Los impactos con OFNIS (Objetos flotantes No Identificados) no son excepcionales en la navegación marítima. Los mares reciben anualmente toneladas de objetos sólidos que flotan a la deriva y constituyen un serio problema para la seguridad en la navegación. Son frecuentes los casos de barcos que reportan todo tipo de choques con estos objetos que pueden ser desde troncos arrastrados por los ríos o las tormentas en la costa, hasta containers o bidones caídos de cargueros. Los daños dependen lógicamente de muchos factores. Los más decisivos son, lógicamente, el material y la masa del objeto flotante y la resistencia de la zona del casco donde impacta.
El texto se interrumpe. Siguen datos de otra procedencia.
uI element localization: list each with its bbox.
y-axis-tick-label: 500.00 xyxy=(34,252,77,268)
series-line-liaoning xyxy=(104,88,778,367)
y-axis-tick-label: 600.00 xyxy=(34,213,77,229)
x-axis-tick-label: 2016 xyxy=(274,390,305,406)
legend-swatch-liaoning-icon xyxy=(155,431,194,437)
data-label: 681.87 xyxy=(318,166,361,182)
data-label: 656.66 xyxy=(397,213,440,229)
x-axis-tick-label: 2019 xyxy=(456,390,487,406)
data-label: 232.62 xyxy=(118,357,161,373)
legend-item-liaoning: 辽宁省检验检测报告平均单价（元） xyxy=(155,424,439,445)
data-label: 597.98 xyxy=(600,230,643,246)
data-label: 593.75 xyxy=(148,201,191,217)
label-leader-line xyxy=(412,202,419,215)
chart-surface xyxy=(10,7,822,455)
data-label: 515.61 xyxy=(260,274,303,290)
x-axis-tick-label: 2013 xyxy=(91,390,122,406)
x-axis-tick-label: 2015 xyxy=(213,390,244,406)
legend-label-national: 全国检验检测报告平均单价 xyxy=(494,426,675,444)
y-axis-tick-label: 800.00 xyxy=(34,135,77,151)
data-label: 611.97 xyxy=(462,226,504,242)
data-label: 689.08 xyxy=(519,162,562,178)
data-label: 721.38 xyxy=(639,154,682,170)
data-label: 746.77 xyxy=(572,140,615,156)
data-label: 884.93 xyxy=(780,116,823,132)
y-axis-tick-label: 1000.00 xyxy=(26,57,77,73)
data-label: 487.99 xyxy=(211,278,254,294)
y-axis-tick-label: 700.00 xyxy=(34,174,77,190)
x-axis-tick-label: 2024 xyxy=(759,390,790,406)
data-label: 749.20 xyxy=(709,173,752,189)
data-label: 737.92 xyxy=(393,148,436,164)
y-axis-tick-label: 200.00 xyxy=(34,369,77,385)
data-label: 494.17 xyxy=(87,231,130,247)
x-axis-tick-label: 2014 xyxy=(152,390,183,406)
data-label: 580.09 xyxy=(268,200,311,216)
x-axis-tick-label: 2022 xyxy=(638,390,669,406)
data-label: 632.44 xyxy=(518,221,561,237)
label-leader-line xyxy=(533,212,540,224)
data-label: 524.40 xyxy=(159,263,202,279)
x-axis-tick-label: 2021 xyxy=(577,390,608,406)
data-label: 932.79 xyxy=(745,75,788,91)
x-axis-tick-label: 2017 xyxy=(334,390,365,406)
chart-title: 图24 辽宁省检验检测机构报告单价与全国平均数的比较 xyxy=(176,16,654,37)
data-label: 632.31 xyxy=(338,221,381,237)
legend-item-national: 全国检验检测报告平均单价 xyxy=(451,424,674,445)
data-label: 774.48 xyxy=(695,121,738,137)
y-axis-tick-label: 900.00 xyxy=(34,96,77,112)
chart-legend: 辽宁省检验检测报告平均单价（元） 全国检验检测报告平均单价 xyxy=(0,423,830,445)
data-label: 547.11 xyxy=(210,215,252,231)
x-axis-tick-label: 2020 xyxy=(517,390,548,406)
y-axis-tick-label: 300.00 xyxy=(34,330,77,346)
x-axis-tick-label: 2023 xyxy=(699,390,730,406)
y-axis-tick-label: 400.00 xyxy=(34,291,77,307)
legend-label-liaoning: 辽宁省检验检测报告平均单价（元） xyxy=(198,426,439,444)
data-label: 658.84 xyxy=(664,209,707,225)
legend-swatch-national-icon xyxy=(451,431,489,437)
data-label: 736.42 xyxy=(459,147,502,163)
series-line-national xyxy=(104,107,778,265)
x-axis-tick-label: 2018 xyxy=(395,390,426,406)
Los timones abatibles del Delta Dore
En el caso de los veleros, son los apéndices - orzas y palas de timón - los elementos más susceptibles de sufrir daños serios, independientemente de las vías de agua que puedan causar en los cascos. De hecho, los abandonos por colisión en regatas oceánicas se deben principalmente a roturas de las palas o daños irreparables en la quilla. En el caso de los 60 Pies IMOCA, la presencia, además, de orzas asimétricas de sable, incrementa el riesgo al haber más elementos sumergidos y más frágiles.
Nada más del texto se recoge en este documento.